MGM has “no evidence” that the hackers and criminal actors have used this data to commit account fraud or identity theft Hornbuckel said, noting that the company will also reach out to impacted consumers via email and offer free identity protection and credit monitoring services. “We regret this outcome and sincerely apologize to those impacted,” he added.
In Thursday’s filing with the Securities and Exchange Commission, MGM said it believes that September’s cybersecurity attack will have a negative impact on its third-quarter financial results, particularly in Las Vegas — but minimal impact in the fourth quarter and operational results for the year.
In addition to the estimated $100 million loss on adjusted property earnings before interest, taxes, depreciation, amortization and rent for its Las Vegas Strip resorts and other regional operations, MGM expects to incur charges totaling less than $10 million covering one-time expenses like legal fees and technology consulting.
MGM wasn’t the only casino giant to see a cybersecurity breach last month. Caesars Entertainment disclosed that it was hit by a cyberattack Sept. 7. The Reno-based company said that its casino and online operations were not disrupted.

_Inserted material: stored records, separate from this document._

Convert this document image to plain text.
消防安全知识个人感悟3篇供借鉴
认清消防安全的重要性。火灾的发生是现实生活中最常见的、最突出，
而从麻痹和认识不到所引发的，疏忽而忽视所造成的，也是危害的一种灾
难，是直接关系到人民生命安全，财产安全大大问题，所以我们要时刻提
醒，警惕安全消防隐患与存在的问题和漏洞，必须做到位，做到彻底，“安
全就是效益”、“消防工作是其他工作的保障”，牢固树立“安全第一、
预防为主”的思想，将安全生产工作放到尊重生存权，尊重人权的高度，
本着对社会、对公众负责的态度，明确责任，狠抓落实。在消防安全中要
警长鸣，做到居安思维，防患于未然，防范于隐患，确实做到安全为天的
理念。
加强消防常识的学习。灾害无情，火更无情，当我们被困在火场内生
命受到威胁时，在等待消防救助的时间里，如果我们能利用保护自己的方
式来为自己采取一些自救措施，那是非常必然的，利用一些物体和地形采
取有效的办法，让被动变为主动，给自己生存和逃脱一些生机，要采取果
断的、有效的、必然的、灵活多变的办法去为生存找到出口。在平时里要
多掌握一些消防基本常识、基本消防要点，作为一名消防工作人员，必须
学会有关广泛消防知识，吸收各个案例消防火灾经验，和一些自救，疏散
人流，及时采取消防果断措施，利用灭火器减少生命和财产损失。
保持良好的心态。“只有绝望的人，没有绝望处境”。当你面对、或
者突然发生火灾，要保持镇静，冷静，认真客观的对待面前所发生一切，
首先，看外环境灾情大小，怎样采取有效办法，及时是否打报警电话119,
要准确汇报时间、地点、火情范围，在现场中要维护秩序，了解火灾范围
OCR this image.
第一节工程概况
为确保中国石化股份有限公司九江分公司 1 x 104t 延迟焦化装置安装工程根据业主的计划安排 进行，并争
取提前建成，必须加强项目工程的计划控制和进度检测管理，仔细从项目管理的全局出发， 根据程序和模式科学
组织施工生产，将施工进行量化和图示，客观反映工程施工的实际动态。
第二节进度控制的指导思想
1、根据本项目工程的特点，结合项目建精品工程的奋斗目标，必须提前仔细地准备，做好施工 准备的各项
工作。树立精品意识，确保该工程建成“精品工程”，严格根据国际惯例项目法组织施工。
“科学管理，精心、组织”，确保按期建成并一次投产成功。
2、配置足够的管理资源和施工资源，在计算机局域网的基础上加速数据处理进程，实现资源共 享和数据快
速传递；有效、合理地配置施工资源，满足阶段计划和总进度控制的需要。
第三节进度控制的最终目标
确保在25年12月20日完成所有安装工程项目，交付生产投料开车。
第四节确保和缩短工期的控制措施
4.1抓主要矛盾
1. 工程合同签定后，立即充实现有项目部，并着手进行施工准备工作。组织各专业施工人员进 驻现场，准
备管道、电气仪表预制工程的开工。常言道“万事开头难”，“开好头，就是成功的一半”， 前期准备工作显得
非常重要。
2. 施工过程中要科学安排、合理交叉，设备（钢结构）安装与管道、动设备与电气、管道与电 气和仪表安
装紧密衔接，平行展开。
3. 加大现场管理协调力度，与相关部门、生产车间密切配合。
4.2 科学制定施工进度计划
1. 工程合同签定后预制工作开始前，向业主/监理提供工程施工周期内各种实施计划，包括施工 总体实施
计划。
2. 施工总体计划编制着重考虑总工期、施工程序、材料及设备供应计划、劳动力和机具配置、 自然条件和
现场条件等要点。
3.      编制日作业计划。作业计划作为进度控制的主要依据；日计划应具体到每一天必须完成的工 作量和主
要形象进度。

Caesars was widely reported to have paid $15 million of a $30 million ransom sought by a group called Scattered Spider for a promise to secure the data. According to a Thursday report from The Wall Street Journal, which cited a unnamed person familiar with the matter, MGM refused to pay hackers’ September ransom demand.
Beyond the casino world, Clorox also disclosed a cybersecurity attack recently — noting the company identified “unauthorized activity” on some of IT systems back in August. The maker of bleach and other household products says the attack has caused wide-scale disruption of operations, including notable product shortages and order processing delays.
In a Wednesday announcement, Clorox said that its net sales are expected to fall between 23% and 28% for the first quarter of 2024.
AP Reporters Ken Ritter and Rio Yamat in Las Vegas contributed to this report.